Many students in international schools fall under the TCK description. For those international students who don’t strictly meet the TCK criteria, they may still experience some of the same advantages and challenges as their TCK peers thanks to their international school context.
There are many advantages to an international upbringing. Examples of the positive aspects include an expanded worldview, intercultural sensitivity and the ability to speak and understand a range of languages. Teachers in international schools can usually name many more positive aspects based on experience of their students.
The research literature usually identifies two main challenges which accompany a TCK upbringing. The first is a lack of cultural identity and feelings of disconnection to a single “home” country. The second is living in a highly mobile world, which results in TCKs experiencing regular grief and loss when either they or the people around them move regularly. If this grief is not processed, it can result in unresolved grief. In my previous role, I was head of curriculum for personal, social, health and citizenship (PSHCE) education and a class teachers at a large international school in Asia. In this role, I noticed that our primary students were experiencing specific challenges because of high mobility in the school. Finding practical solutions to support the students formed the basis of my doctoral thesis.
As part of my doctoral research, I suggested emotional literacy as one source of support for my TCK students. Emotional literacy means knowing how you feel and accurately naming your feelings. The ability to name your emotions increases self-awareness and the ability to communicate your feelings to others. The primary students I’ve taught typically use a fairly limited range of emotional vocabulary on a regular basis, so it is necessary to directly teach or model emotional literacy as a skill. It’s particularly important for TCKs to express their feelings accurately so they can articulate how they feel about losses.

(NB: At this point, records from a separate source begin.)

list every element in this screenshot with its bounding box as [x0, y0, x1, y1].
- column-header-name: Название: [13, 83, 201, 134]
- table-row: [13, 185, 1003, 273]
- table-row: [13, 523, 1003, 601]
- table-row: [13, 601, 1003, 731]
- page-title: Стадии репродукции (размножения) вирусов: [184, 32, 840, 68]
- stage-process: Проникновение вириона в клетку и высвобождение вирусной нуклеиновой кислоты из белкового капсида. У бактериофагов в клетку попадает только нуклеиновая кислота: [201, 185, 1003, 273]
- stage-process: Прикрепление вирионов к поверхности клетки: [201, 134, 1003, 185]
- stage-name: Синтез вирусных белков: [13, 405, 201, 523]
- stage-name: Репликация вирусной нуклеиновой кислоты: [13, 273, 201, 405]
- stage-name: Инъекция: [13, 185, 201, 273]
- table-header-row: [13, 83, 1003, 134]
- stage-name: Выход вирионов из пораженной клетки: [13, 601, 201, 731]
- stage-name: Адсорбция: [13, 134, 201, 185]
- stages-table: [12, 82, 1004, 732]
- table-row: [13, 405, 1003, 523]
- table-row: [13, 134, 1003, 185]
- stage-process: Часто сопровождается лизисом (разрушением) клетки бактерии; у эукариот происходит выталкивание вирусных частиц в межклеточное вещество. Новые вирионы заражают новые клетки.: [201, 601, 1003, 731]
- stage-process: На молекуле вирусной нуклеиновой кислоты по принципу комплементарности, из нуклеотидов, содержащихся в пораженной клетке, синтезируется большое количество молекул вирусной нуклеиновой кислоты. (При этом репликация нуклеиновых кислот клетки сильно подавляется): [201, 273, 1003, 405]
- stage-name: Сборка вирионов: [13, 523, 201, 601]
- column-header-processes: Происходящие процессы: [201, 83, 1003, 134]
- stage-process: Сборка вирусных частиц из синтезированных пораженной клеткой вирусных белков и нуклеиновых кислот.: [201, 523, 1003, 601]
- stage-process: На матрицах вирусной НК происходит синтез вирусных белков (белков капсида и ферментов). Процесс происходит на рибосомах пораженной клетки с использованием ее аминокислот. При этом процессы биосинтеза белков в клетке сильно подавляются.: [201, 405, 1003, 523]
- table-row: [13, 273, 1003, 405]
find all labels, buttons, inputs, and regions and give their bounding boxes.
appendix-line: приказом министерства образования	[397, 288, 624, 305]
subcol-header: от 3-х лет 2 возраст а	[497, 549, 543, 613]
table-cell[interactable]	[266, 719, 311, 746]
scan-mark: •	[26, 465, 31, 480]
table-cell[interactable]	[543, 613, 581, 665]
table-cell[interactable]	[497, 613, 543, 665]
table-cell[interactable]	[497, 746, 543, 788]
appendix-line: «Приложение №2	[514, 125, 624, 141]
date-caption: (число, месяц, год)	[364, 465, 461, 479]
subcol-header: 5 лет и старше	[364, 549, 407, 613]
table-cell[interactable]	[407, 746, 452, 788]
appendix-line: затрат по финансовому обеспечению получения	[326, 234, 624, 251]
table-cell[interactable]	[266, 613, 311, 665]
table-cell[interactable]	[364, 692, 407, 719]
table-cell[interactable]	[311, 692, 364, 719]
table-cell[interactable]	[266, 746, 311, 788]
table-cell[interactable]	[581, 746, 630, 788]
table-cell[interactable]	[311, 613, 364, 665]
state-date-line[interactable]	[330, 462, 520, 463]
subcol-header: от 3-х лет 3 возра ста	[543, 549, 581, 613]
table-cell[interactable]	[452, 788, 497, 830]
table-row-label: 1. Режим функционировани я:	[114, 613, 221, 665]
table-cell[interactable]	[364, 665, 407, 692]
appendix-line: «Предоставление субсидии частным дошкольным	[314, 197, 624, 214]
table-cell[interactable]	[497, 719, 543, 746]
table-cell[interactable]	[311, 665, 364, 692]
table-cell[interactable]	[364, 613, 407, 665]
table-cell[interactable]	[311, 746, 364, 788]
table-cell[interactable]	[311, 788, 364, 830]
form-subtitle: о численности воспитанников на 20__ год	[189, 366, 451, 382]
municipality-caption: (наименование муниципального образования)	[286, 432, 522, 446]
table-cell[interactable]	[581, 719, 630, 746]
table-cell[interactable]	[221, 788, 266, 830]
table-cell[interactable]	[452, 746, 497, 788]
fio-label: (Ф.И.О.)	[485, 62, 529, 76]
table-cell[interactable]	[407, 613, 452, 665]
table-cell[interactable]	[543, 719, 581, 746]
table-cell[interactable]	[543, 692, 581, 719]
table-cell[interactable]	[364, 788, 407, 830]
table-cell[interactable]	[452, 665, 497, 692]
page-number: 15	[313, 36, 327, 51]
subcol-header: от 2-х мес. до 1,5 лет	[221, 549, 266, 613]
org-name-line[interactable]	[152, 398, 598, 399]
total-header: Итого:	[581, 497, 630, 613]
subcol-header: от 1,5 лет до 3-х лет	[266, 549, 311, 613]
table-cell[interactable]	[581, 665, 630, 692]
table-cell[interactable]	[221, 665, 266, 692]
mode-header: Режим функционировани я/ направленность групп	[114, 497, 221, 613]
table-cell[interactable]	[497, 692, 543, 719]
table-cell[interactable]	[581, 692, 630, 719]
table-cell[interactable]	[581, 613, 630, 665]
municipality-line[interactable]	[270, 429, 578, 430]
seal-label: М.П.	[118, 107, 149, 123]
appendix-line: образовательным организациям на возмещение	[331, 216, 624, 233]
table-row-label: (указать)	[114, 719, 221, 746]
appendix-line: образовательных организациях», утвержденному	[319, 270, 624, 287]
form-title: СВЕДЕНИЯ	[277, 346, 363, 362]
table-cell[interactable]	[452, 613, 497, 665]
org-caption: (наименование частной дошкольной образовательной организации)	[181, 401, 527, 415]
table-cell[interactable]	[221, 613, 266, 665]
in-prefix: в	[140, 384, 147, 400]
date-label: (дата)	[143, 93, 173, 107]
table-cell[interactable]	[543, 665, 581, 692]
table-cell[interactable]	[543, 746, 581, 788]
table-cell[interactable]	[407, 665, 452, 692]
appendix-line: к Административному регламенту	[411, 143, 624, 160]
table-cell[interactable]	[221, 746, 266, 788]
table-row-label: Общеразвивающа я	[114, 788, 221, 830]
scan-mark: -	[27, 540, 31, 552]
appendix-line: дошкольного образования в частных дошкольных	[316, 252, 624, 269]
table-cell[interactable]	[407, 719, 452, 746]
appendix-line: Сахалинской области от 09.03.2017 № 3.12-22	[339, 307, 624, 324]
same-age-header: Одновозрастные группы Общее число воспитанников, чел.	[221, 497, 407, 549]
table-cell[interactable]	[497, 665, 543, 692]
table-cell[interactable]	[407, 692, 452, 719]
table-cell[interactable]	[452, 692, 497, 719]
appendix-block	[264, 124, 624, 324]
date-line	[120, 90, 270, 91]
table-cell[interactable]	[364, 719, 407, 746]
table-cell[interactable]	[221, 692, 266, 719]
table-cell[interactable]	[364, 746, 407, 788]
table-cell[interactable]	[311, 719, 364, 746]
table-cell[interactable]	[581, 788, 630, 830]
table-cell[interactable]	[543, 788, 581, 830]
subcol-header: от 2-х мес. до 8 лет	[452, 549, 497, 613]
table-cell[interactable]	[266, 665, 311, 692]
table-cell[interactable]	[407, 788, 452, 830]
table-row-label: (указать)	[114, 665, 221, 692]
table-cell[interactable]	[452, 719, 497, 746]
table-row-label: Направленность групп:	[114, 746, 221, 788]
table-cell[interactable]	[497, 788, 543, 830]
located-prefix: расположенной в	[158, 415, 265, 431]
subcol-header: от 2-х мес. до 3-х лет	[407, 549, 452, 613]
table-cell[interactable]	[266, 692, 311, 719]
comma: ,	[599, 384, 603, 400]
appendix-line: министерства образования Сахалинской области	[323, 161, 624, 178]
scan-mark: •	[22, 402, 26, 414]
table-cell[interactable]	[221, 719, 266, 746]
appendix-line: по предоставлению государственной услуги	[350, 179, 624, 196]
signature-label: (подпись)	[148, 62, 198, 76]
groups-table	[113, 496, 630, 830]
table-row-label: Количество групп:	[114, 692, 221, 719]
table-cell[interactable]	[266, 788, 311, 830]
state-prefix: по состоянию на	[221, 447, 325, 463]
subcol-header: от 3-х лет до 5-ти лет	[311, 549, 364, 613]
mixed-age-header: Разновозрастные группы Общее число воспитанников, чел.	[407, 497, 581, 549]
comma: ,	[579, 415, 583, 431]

Developing emotional literacy in the classroom
There are several ways in which teachers can further increase their students’ emotional literacy without it becoming yet another onerous task to cram into a very full curriculum. Children are responsive to the language modelled by teachers. It follows that if the teacher can consciously increase the range of emotional vocabulary which they use regularly, this would help students to develop too. Most adults already have a good range of emotional words; they simply tend not to use them as much as they could. Other opportunities for the development of emotional language could be created in spelling lessons or when children learn the skills required to use a dictionary. There are so many possibilities, either by focusing on emotional literacy as a discrete part of your curriculum or by weaving it into the fabric of other subjects.
The impact of the emotional literacy activities included in my doctoral research was evident in the teacher interviews and the results of the supported reading comprehension.
Each of the teachers interviewed commented on an improvement in my students’ emotional literacy. The teachers indicated that the class were increasingly able to explain their feelings eloquently. One teacher interviewee also discussed the noticeable improvement in students’ ability to express and interpret multiple and conflicting emotions by the end of the year
The supported reading comprehension provided additional evidence for the positive impact of the emotional literacy activities. The table below gives the percentage of emotion words provided by students when answering questions on how characters felt in a story:
|Emotion words from activities||16%||54% (338% increase)|
|Words/phrases describing thoughts or actions||21%||4%|
|Emotion qualifiers such as really, a bit or very||3%||0.5%|
It was interesting to note that the students used emotion words correctly in response to each question. My students completed eight emotional literacy activities in total, each of which lasted 10—30 minutes. This was not a huge amount of time, yet the results from the teachers’ interviews and the supported reading comprehension indicated a big improvement. This improvement was retained over a period of four months.
I’ve witnessed first-hand the benefits of improving children’s emotional literacy, particularly for international students, and strongly urge you to try it out in your classroom.